Since the 2006 war, Hizballah’s armaments have expanded even further in quantity and sophistication. Israeli officials claim the Shi‘ite party has acquired anything from 60,000 to 80,000 rockets. In 2009, reports emerged that Hizballah had received M600 missiles, a Syrian-engineered version of Iran’s Fateh-110 with a guidance system that allowed it to strike within 500 yards of its target at its maximum range of about 150 miles. A few months later in 2010, Western and Israeli intelligence sources were alleging that Scud ballistic missiles had been transferred to Hizballah’s care, although it was unclear whether the missiles had been smuggled into Lebanon or remained housed in Syrian military bases close to the Lebanese border.
The target of Israeli air strikes on Friday and Sunday appears to have included upgraded versions of Iran’s Fateh-110s with slightly longer range and improved accuracy over the Syrian M600s.
Smuggling rockets nudging 30 ft. in length across Syria’s closely scrutinized border with Lebanon is a skill in itself. The arms convoys tend to follow dirt tracks that snake across the remote rugged mountains marking the border. They roll in at night and when possible use poor weather to mask their movements. According to sources close to Hizballah, the party’s engineers sometimes cut the local electricity supply and jam cell-phone and radio signals when the convoys are on the move.
Israel is so concerned at Hizballah’s acquisition of advanced arms that the rate of Israeli reconnaissance flights above Lebanon since the beginning of the year is roughly double that of the same time in 2012, according to sources with the U.N. peacekeeping force in south Lebanon, which uses ground and ship-borne radars to track the overflights.
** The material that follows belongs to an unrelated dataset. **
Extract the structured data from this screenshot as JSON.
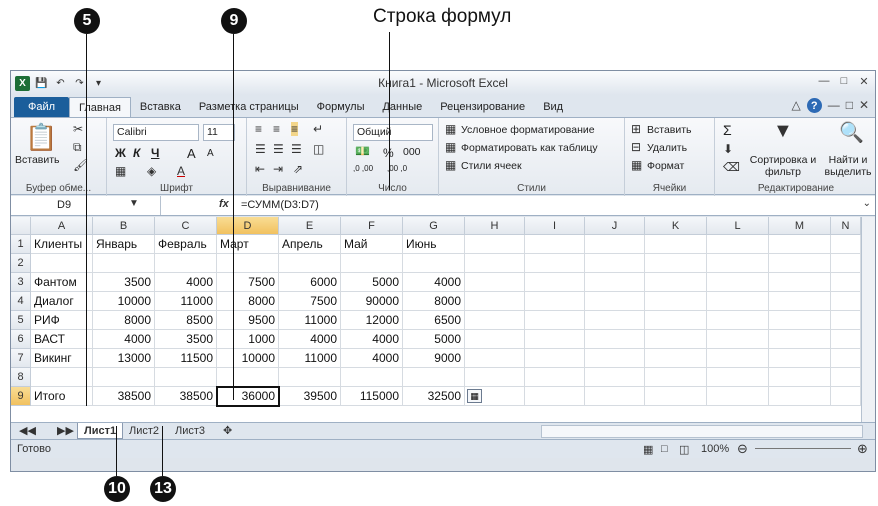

The rumble of Israeli jets can be heard above Beirut on a near daily basis, their white contrails crisscrossing the blue skies.
Hizballah proved in the 2006 war that it possesses top-range Russian antitank missiles, which were employed to deadly effect against Israel’s fleet of Merkava tanks and in one instance to bring down a troop-transport helicopter as it was taking off, killing the five-man crew. The group also came close to sinking an Israeli naval vessel with an Iranian antiship missile. But its air-defense capabilities remain something of a mystery — for now. Some analysts speculate that Nasrallah’s frequent reference to military “surprises” in store for Israel in the next conflict will be the unveiling of advanced antiaircraft capabilities to dent Israel’s vital aerial dominance over Lebanon. “In the  war, we showed the Israelis that they cannot use the sea. They used their helicopters and we took them out. They used their best tanks and we slaughtered them,” said Abu Khalil. “We have orders to keep the skies open for them for now. But when that order changes, you will see what is our next surprise.”
The Israeli jets that attacked the Syrian military bases on the past three occasions launched their long-range missiles from high altitude in Lebanese airspace 10 miles or more from their targets to lower the risk posed by Syria’s dense array of antiaircraft batteries in the Damascus area. But if the attacks against Hizballah’s arms caches in Syria continue, the Israeli air crews could suddenly find that Lebanese airspace has become equally as dangerous.